Mohan Amrita, Sullivan William J, Radivojac Predrag, Dunker A Keith, Uversky Vladimir N
School of Informatics, Indiana University, Bloomington, IN 47401, USA.
Mol Biosyst. 2008 Apr;4(4):328-40. doi: 10.1039/b719168e. Epub 2008 Feb 21.
Parasitic protozoal infections have long been known to cause profound degrees of sickness and death in humans as well as animal populations. Despite the increase in the number of annotated genomes available for a large variety of protozoa, a great deal more has yet to be learned about them, from their fundamental physiology to mechanisms invoked during host-pathogen interactions. Most of these genomes share a common feature, namely a high prevalence of low complexity regions in their predicted proteins, which is believed to contribute to the uniqueness of the individual species within this diverse group of early-branching eukaryotes. In the case of Plasmodium species, which cause malaria, such regions have also been reported to hamper the identification of homologues, thus making functional genomics exceptionally challenging. One of the better accepted theories accounting for the high number of low complexity regions is the presence of intrinsic disorder in these microbes. In this study we compare the degree of disordered proteins that are predicted to be expressed in many such ancient eukaryotic cells. Our findings indicate an unusual bias in the amino acids comprising protozoal proteomes, and show that intrinsic disorder is remarkably abundant among their predicted proteins. Additionally, the intrinsically disordered regions tend to be considerably longer in the early-branching eukaryotes. An analysis of a Plasmodium falciparum interactome indicates that protein-protein interactions may be at least one function of the intrinsic disorder. This study provides a bioinfomatics basis for the discovery and analysis of unfoldomes (the complement of intrinsically disordered proteins in a given proteome) of early-branching eukaryotes. It also provides new insights into the evolution of intrinsic disorder in the context of adapting to a parasitic lifestyle and lays the foundation for further work on the subject.

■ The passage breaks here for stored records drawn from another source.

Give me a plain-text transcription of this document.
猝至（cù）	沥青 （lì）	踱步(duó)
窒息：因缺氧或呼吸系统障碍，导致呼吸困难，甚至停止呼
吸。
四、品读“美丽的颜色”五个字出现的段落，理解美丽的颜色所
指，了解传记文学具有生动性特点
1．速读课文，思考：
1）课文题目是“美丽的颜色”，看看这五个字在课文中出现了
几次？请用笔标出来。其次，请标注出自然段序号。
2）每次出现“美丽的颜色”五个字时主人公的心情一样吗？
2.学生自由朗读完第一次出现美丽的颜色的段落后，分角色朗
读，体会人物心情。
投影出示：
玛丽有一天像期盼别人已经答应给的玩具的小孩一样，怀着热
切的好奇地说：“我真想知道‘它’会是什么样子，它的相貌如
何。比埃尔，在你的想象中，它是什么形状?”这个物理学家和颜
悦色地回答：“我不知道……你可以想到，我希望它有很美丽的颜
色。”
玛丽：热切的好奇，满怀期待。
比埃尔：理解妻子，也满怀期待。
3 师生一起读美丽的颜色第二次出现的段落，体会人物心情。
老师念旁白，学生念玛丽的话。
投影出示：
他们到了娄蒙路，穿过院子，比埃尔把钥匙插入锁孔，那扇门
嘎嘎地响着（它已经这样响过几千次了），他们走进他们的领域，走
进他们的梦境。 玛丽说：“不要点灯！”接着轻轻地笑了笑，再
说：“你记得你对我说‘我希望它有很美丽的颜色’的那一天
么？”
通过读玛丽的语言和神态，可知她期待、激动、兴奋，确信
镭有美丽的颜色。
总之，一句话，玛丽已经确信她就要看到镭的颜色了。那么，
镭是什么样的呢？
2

长期以来,人们都知道寄生原生动物感染会在人类以及动物群体中导致严重疾病和死亡。尽管可获得大量不同原生动物的注释基因组数量有所增加,但从它们的基本生理学到宿主 - 病原体相互作用过程中涉及的机制,仍有许多有待了解。这些基因组大多具有一个共同特征,即在其预测蛋白质中低复杂性区域的高发生率,据信这有助于这一早期分支真核生物的不同群体中各个物种的独特性。就导致疟疾的疟原虫物种而言,据报道此类区域也会妨碍同源物的鉴定,从而使功能基因组学极具挑战性。解释低复杂性区域数量众多的一个较被认可的理论是这些微生物中存在内在无序性。在本研究中,我们比较了预计在许多此类古老真核细胞中表达的无序蛋白质的程度。我们的研究结果表明,构成原生动物蛋白质组的氨基酸存在异常偏差,并表明其预测蛋白质中内在无序性非常丰富。此外,在早期分支真核生物中,内在无序区域往往长得多。对恶性疟原虫相互作用组的分析表明,蛋白质 - 蛋白质相互作用可能至少是内在无序性的一种功能。本研究为早期分支真核生物的解折叠组(给定蛋白质组中内在无序蛋白质的互补物)的发现和分析提供了生物信息学基础。它还为在适应寄生生活方式的背景下内在无序性的进化提供了新见解,并为该主题的进一步研究奠定了基础。